I'm not really a podcasty kind of person so the ones I listen to tend to have one thing in common; I know the people involved. Other than that, they run the gamut. Oh, come to think of it they all have something else in common. You can support them via Patreon.
Two Bards Podcast
The Two Bars Podcast is the brainchild of Scott C Brown and Andy Dopieralski. Scott is primarily a stage and screen actor but also does web design, film editing, and the diving of the scuba variety. Andy is a software test engineer by day, a voice actor, video editor, and repairer of vintage game consoles by night and weekend. The podcast is a sort of "stream of consciousness" thing talking about what's on their minds, their current projects, and what's going on in the world. Season it with answers to listeners' questions (and listener responses to their questions) and you have a podcast with over 250 episodes at the time of this writing. There are some epic rants that are well worth the hearing and the ooccasional guest (myself, a few times).
Odd Tonic Podcast
Jennifer Page and Maxwell Holcheck are the presenters of the Odd Tonic Podcast. Maxwell has a twenty-five year history in the tech industry and a background in film, and theatre production. Jennifer is a digital artist, actress, and part-time mermaid, among many other things. Their podcast, as the name may hint, deals with the outre. They've done episodes on things from the Emperor of the United States, to the grandmotherly ghost that lives in your basement, and everything in between. There's a very active Facebook community connected to the podcast.
Coddiwomple is an old English slang term defined as "To travel in a purposeful manner towards a vague destination." Matt Vancil; writer of novels, crafter of screenplays, drinker of tasty drinks (it's in all writers' contracts, or something). He also occasionally directs. The podcast almost always has a guest (frequently actor Nathan Rice) and follows a general format of "What are you reading", "What are you playing", "What are you doing", followed by questions from listeners. There are insights into the writer's process and past projects with which Matt has been involved, along with occasional peeks at current projects.
Over the past few years I've been teaching myself to make chain and scale armour, and jewellery. Most of my work is in bright aluminum due to it's light weight and the ease with which it can be worked, but I also work in other metals like anodized aluminum (which can be coloured), brass, bronze, Nickel Silver, and stainless steel.
I make pieces as small as earrings, or as large as a suit of armour. Examples of my work can be seen at the links below.

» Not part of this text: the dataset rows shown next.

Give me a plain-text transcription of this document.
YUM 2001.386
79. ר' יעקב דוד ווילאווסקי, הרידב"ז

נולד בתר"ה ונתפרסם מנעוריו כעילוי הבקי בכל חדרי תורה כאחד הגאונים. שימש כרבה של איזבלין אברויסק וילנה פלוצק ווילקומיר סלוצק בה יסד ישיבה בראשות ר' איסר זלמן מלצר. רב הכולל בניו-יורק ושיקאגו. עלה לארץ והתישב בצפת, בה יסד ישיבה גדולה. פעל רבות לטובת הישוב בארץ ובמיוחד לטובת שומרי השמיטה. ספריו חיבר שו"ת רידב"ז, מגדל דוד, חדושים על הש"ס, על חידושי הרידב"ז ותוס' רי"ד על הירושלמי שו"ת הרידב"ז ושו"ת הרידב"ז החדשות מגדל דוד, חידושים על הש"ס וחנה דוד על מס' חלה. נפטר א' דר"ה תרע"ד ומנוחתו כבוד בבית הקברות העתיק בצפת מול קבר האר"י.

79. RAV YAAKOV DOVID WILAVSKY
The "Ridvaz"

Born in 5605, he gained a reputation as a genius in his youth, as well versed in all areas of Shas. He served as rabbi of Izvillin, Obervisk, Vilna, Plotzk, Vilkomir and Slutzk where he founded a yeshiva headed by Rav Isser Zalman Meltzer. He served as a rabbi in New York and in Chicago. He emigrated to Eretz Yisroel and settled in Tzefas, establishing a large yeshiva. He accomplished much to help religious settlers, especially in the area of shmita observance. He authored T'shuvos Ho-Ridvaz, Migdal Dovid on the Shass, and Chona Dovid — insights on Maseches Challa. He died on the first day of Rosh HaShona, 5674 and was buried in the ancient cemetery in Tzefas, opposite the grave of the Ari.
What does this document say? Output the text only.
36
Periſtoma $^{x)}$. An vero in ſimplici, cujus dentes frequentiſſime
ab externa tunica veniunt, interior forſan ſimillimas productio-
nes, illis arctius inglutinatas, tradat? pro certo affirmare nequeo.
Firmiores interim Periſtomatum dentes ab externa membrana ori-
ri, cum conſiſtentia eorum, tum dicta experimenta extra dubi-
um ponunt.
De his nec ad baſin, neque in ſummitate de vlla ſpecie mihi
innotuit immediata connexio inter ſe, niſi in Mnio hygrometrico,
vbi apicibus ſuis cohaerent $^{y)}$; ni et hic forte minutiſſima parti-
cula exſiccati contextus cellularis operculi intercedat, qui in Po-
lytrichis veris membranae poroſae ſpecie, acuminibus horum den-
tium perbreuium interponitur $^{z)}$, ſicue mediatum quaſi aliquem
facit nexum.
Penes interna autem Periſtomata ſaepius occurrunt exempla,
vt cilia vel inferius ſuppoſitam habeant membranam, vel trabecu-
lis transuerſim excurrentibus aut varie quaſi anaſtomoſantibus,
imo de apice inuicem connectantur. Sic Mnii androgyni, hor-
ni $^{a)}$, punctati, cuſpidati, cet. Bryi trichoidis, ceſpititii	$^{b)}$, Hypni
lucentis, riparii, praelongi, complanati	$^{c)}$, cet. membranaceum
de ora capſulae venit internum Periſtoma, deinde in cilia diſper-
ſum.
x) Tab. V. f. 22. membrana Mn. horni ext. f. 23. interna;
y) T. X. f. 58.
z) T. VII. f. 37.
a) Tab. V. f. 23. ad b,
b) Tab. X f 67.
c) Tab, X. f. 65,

Images that do not fall within this license will carry specific information regarding copyright.
In the last few years I've started to pay more attention to small, independent film companies that generally release their work through sites like Youtube and Vimeo, though many also do so through their own websites. They frequently make use of crowdfunding sites like Kickstarter, Indiegogo, and Patreon to fund their projects, providing those who support them with various 'perks' in exchange. These perks can range from copies of their work on DVD/Blu-Ray or digital downloads, to news and peeks behind the scenes, or props from the productions. Some projects will even allow supporters, at higher dollar values, to take some part in the production.
My own journey started when I decided to hunt down a movie that I'd been hearing about for years but had never seen; "The Gamers" by Dead Gentlemen Productions. I had heard about it through role playing websites and rumour, and was rather surprised to ultimately find it on Youtube. It in turn led me to DG's earlier works "Demon Hunters" and "Demon Hunters: Dead Camper Lake." It slowly dawned on me that people were actually producing video for the sheer love of it and sharing it with the public, free of charge. It was a different production model in which the artists get paid up front for their work (a mere pittance in most cases), then release the work to the world at large.
The Dead Gentlemen Productions trail led me to Zombie Orpheus Entertainment and a fair bit of confusion over where the dividing line was between the two. They are separate. And together. Forever. I think. Kind of like that line from "Sin City." But that introduced me to shows like "Standard Action", "Glitch", "Transolar Galactica", and many, many more. It also made me wonder who else was doing this sort of thing which in turn introduced me to, among many other things, the various "Star Trek" fan films and series.
Through all of this I've met some very good, very creative people online, who definitely deserve your support in what they do. Just think of it; instead of taking whatever a huge studio chooses to throw your way, you actually have a hand in shaping what you get.
So now my entertainment budget goes more toward funding various independent projects, than it does to paying for movie rentals and theatre tickets. Here's a list of some of the shows I think are worth watching. It's by no means a comprehensive list but then again, as they were for me, consider them to be the "gateway drug", that I'll add to as time goes on ;)
A home of many, many independent creators, The Fantasy Network.
Viva la Dirt League, out of New Zealand,where you can watch "Epic NPC Man", "PUBG Logic",and more.
TimTimFed, home of "Wizards ao Aus."
Malicedownunder, where you can watch the series "MALICE."